Bad behaviour with encrypted partitions




Hi folks,

I am running debian/testing i386 on an EEEPC.

I have /home, /var and /usr enrypted with luks. All partitions got the same 
loooong password.

This worked fine for years. But now I discovered a strange behaviour, please 
let me explain:

Normally I have to type the password for every partition, always beginning 
with /usr,. then /home, then /var. After putting in all passwords correct, the 
system is going on booting.

But this is no more, now it is that way:

- I have to type the password for /usr then
- either /home or /var (this is randomly!) wants the password 
- when typed the correct password, the third partition is not more asked for 
the password and is enrypted automatically. WTF????

This behaviour points me, that the password is stored somewhere in the system 
and is used again. Bad behaviour!! And if it is stored (maybe in the keyboard 
buffer???), will it be erased after boot? 

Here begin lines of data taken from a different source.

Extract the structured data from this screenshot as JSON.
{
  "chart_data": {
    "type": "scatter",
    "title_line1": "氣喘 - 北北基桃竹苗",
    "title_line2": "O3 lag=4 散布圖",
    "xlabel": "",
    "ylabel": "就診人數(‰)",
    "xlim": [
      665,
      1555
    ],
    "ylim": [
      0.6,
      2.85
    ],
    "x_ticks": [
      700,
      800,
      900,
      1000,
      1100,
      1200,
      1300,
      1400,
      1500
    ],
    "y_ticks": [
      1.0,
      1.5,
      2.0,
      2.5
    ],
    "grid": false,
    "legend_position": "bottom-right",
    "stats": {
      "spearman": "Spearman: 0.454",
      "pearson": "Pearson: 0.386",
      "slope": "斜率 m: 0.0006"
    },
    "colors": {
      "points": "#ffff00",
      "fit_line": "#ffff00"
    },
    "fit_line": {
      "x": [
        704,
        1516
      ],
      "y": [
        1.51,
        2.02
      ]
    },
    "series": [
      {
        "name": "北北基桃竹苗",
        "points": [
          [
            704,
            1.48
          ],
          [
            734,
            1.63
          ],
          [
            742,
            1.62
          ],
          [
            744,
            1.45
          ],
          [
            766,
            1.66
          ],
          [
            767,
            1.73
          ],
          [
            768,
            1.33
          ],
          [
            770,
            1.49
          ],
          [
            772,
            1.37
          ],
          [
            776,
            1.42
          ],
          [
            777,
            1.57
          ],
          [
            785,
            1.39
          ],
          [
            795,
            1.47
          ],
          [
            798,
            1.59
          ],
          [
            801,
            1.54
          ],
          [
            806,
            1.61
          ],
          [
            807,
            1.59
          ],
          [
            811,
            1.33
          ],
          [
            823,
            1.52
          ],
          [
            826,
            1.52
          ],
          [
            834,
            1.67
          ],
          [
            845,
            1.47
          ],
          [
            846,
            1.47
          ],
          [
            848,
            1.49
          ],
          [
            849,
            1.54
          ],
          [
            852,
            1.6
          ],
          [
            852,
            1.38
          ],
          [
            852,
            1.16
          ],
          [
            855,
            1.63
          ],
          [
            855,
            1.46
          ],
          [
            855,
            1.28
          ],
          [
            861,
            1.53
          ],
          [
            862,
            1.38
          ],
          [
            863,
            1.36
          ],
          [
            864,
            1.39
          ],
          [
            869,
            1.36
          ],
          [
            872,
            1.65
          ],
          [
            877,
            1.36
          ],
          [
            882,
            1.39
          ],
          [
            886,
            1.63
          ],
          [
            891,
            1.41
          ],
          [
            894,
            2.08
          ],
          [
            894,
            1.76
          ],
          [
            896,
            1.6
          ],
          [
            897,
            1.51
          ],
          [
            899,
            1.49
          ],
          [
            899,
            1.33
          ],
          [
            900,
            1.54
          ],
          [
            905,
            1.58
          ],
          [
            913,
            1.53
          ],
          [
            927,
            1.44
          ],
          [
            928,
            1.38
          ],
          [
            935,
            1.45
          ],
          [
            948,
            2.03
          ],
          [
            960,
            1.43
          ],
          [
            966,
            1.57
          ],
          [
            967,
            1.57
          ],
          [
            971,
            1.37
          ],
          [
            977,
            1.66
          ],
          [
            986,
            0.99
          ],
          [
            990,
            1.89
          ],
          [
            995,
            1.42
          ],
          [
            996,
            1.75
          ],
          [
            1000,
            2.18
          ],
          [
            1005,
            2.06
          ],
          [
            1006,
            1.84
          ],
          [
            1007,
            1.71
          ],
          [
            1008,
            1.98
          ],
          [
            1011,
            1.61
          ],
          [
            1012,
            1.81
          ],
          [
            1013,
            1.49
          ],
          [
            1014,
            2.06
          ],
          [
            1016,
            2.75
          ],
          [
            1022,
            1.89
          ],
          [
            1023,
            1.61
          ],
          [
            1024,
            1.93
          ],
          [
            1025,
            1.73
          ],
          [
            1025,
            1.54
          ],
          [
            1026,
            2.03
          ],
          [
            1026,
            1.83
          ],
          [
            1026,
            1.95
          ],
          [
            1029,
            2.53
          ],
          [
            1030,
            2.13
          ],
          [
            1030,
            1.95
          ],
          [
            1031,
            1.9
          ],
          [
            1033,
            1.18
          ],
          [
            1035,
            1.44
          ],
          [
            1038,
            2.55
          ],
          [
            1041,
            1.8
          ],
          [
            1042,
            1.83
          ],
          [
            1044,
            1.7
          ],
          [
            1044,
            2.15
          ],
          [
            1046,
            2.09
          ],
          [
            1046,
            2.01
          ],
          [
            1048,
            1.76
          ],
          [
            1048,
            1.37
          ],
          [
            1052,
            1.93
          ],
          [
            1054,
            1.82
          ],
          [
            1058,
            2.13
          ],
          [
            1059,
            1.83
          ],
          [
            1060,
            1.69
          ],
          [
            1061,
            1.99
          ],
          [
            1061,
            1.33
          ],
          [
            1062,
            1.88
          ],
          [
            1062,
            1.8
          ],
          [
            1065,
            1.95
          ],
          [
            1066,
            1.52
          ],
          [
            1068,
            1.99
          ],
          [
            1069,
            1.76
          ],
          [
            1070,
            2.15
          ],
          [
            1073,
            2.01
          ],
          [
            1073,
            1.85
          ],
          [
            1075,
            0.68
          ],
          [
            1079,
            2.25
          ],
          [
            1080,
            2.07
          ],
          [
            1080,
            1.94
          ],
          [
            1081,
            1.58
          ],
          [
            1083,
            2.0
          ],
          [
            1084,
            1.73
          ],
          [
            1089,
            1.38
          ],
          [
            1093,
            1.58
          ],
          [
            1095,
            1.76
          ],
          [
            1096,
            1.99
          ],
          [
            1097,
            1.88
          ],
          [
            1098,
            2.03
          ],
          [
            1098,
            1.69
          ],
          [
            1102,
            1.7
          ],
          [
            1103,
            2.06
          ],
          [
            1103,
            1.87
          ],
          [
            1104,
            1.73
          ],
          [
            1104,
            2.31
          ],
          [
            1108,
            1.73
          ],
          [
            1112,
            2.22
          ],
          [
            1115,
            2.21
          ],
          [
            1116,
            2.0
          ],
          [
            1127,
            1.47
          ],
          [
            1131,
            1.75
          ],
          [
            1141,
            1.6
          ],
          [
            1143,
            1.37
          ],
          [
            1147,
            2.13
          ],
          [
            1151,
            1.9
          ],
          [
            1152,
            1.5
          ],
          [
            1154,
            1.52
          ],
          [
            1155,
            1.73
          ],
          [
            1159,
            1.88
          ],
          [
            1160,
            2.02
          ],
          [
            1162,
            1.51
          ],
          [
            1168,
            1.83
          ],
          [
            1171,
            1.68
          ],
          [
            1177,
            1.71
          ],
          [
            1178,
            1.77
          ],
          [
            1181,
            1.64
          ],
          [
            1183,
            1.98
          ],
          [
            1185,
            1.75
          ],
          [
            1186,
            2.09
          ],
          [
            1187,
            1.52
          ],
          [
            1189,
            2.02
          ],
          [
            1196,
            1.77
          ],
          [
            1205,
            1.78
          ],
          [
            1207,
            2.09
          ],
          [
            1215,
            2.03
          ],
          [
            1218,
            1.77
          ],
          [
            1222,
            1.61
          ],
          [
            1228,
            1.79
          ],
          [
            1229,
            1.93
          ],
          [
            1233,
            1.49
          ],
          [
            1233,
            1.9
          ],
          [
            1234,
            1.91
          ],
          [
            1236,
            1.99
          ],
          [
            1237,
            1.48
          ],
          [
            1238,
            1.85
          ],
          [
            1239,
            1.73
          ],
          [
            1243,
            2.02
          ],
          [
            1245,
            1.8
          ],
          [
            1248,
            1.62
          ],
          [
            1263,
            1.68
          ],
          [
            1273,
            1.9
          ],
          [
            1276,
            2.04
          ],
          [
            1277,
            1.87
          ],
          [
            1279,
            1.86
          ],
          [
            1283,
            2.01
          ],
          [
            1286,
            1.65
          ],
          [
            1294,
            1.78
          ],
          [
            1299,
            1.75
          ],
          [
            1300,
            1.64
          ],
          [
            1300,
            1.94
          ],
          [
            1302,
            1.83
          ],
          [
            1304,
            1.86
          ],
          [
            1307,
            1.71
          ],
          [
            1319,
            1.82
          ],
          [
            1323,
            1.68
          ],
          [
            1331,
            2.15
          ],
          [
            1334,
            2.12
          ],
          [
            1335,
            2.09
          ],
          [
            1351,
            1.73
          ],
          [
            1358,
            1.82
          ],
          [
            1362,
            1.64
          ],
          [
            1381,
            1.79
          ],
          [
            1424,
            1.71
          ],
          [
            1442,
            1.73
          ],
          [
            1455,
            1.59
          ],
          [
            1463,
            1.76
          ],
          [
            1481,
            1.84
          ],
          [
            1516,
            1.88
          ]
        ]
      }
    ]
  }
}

All at all, this behaviour is very suspcios and IMO looks very unsecure.

It would be nice, if you could put an eye on it.

Thank you very much for reading this. 

Happy new year and all the best

Hans

P.S. Although this is IMO a big security related problem, the security team 
pointed me to send this mail to debian-user. Sorry.....

Attachment: signature.asc
Description: This is a digitally signed message part.